The CodeModeUtcpClient implements a cooperative sandbox designed for LLM-generated code execution:

Security Features

• Subprocess Isolation: Code executes in separate processes for true timeout and memory isolation
• Restricted Imports: Only safe modules (json, math, asyncio, datetime, time, re, etc.) can be imported
• Safe Builtins: Limited set of built-in functions, dangerous ones like exec, eval, open are blocked
• No System Access: Modules like os, sys, subprocess are not available in execution context
• Real Timeouts: Processes can be forcibly terminated if they exceed time limits
• Error Isolation: Exceptions and errors are properly contained and reported

Allowed Modules

• json - JSON parsing and serialization
• math - Mathematical functions
• asyncio - Async/await support (required for tool calls)
• datetime - Date and time utilities
• time - Time functions
• re - Regular expressions
• typing - Type hints
• collections, itertools, functools, operator, uuid - Standard utilities

Blocked Features

• System modules: os, sys, subprocess, shutil
• File I/O: open, file operations outside tools
• Network: socket, urllib, requests
• Code execution: exec, eval, compile
• Introspection abuse: Direct __builtins__ manipulation

Use Case

This security model is designed for:

• Cooperative LLM-generated code (not adversarial)
• Tool-based workflows where tools provide controlled external access
• Agent task execution with defined interfaces
• Educational and development environments
• Internal automation with trusted code sources

Not suitable for: Production multi-tenant environments running untrusted user code.

---

Development Experience

IDE Integration

Generate Python type definitions for full IntelliSense support:

# Generate tool interfaces  
interfaces = await client.get_all_tools_python_interfaces()
with open('generated_tools.py', 'w') as f:
    f.write(interfaces)

# Import in your code for type hints
from generated_tools import GithubNamespace

Debug & Monitor

Built-in observability for production deployments:

result = await client.call_tool_chain(user_code)
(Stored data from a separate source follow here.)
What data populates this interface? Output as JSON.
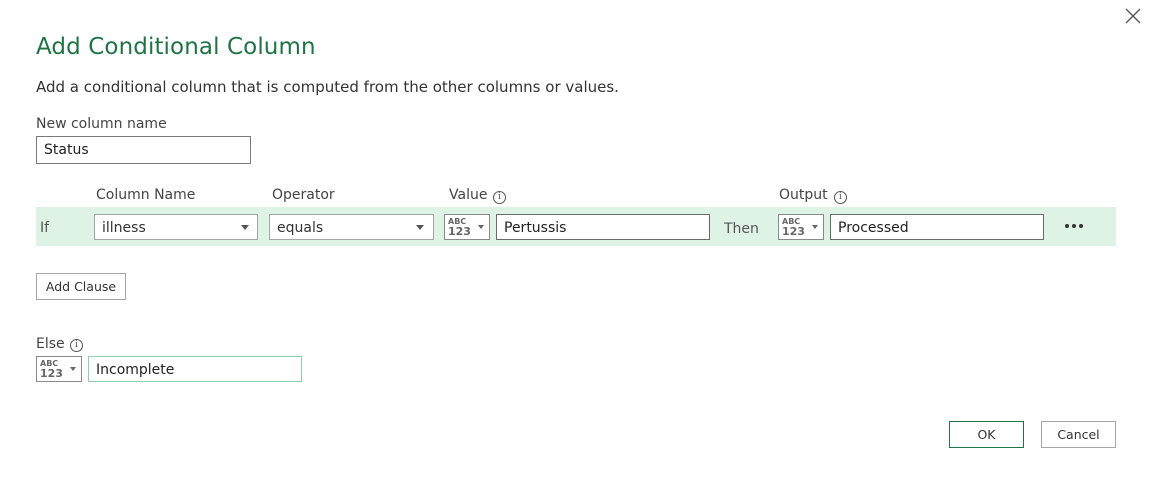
{
  "dialog": {
    "title": "Add Conditional Column",
    "description": "Add a conditional column that is computed from the other columns or values.",
    "close_icon": "close-icon"
  },
  "new_column": {
    "label": "New column name",
    "value": "Status"
  },
  "clause_headers": {
    "column_name": "Column Name",
    "operator": "Operator",
    "value": "Value",
    "output": "Output"
  },
  "clause": {
    "if_label": "If",
    "column": "illness",
    "operator": "equals",
    "value_type": {
      "abc": "ABC",
      "num": "123"
    },
    "value": "Pertussis",
    "then_label": "Then",
    "output_type": {
      "abc": "ABC",
      "num": "123"
    },
    "output": "Processed",
    "more_icon": "more-horizontal-icon"
  },
  "add_clause": "Add Clause",
  "else": {
    "label": "Else",
    "type": {
      "abc": "ABC",
      "num": "123"
    },
    "value": "Incomplete"
  },
  "footer": {
    "ok": "OK",
    "cancel": "Cancel"
  },
  "colors": {
    "accent": "#217346",
    "row_highlight": "#dff2e6"
  }
}
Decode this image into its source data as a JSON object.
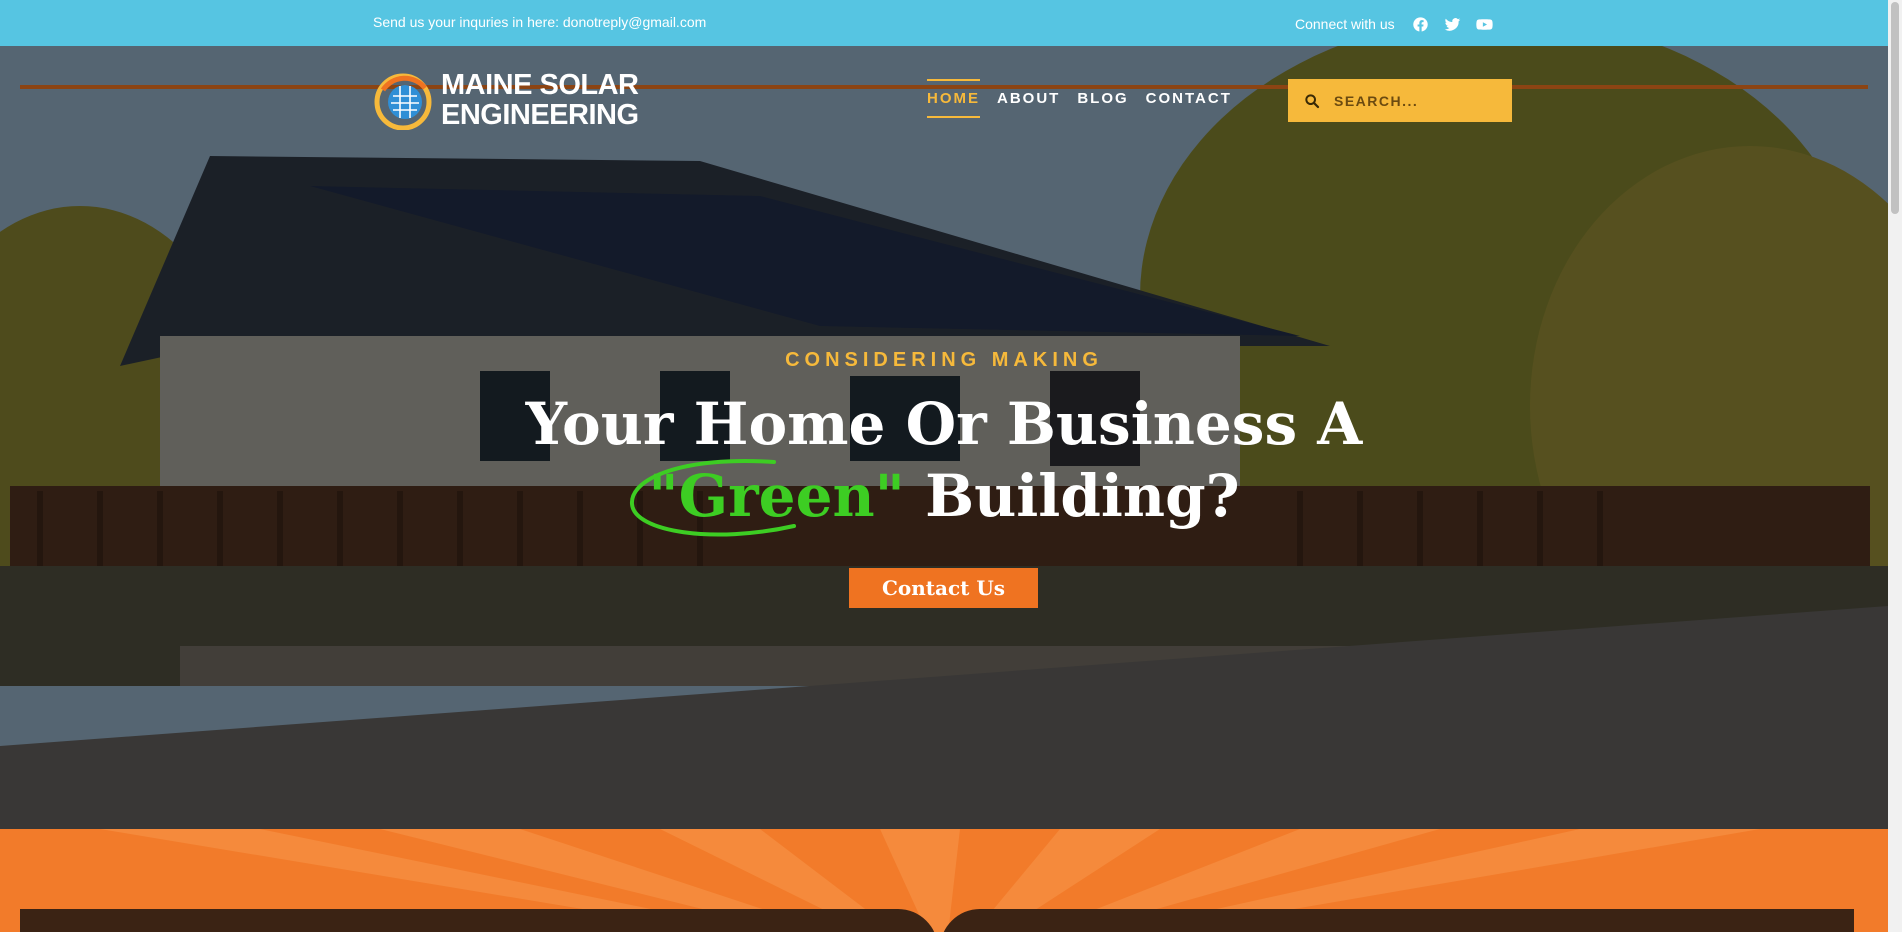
{
  "topbar": {
    "email_text": "Send us your inquries in here: donotreply@gmail.com",
    "connect_label": "Connect with us",
    "social": [
      "facebook-icon",
      "twitter-icon",
      "youtube-icon"
    ]
  },
  "header": {
    "logo_line1": "MAINE SOLAR",
    "logo_line2": "ENGINEERING",
    "menu": [
      {
        "label": "HOME",
        "active": true
      },
      {
        "label": "ABOUT",
        "active": false
      },
      {
        "label": "BLOG",
        "active": false
      },
      {
        "label": "CONTACT",
        "active": false
      }
    ],
    "search_placeholder": "SEARCH..."
  },
  "hero": {
    "eyebrow": "CONSIDERING MAKING",
    "headline_line1": "Your Home Or Business A",
    "headline_green": "\"Green\"",
    "headline_rest": " Building?",
    "cta_label": "Contact Us"
  },
  "colors": {
    "topbar": "#56c5e2",
    "accent_yellow": "#f6b93b",
    "accent_orange": "#ef7321",
    "green": "#3dcd23",
    "nav_line": "#8c4413"
  }
}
# Ship logs to your monitoring system
for log in result["logs"]:
    if log.startswith('[ERROR]'):
        monitoring.error(log)
    elif log.startswith('[WARN]'):
        monitoring.warn(log)

---

Why Choose Code Mode UTCP?

Traditional Tool Calling	Code Mode UTCP	Improvement
15+ API round trips	1 code execution	15x fewer requests
50,000+ context tokens	2,000 tokens	96% token reduction
16 iterations (complex)	1 iteration	88% faster
Higher token costs	68% token reduction	$9,536/year savings
Manual error handling	Automatic capture & logs	Zero-config observability
Tool-by-tool discovery	Dynamic semantic search	Progressive disclosure
Vendor/protocol lock-in	Universal compatibility	MCP, HTTP, File, CLI

Benchmark Methodology

The comprehensive Python study tested 16 realistic scenarios across:

• Financial workflows (invoicing, expense tracking)
• DevOps operations (deployments, monitoring)
• Data processing (analysis, reporting)
• Business automation (CRM, notifications)

Models tested: Claude Haiku, Gemini Flash
Pricing basis: $0.25/1M input, $1.25/1M output tokens
Scale: 1,000 scenarios/day = $9,536/year savings with Code Mode

Learn More

• Cloudflare Research – Original code mode whitepaper
• Anthropic Study – MCP code execution benefits
• Python Benchmark Study – Comprehensive performance analysis
• UTCP Specification – Official Python implementation
• Report Issues – Bug reports and feature requests

License

MPL-2.0 – Open source with commercial-friendly terms.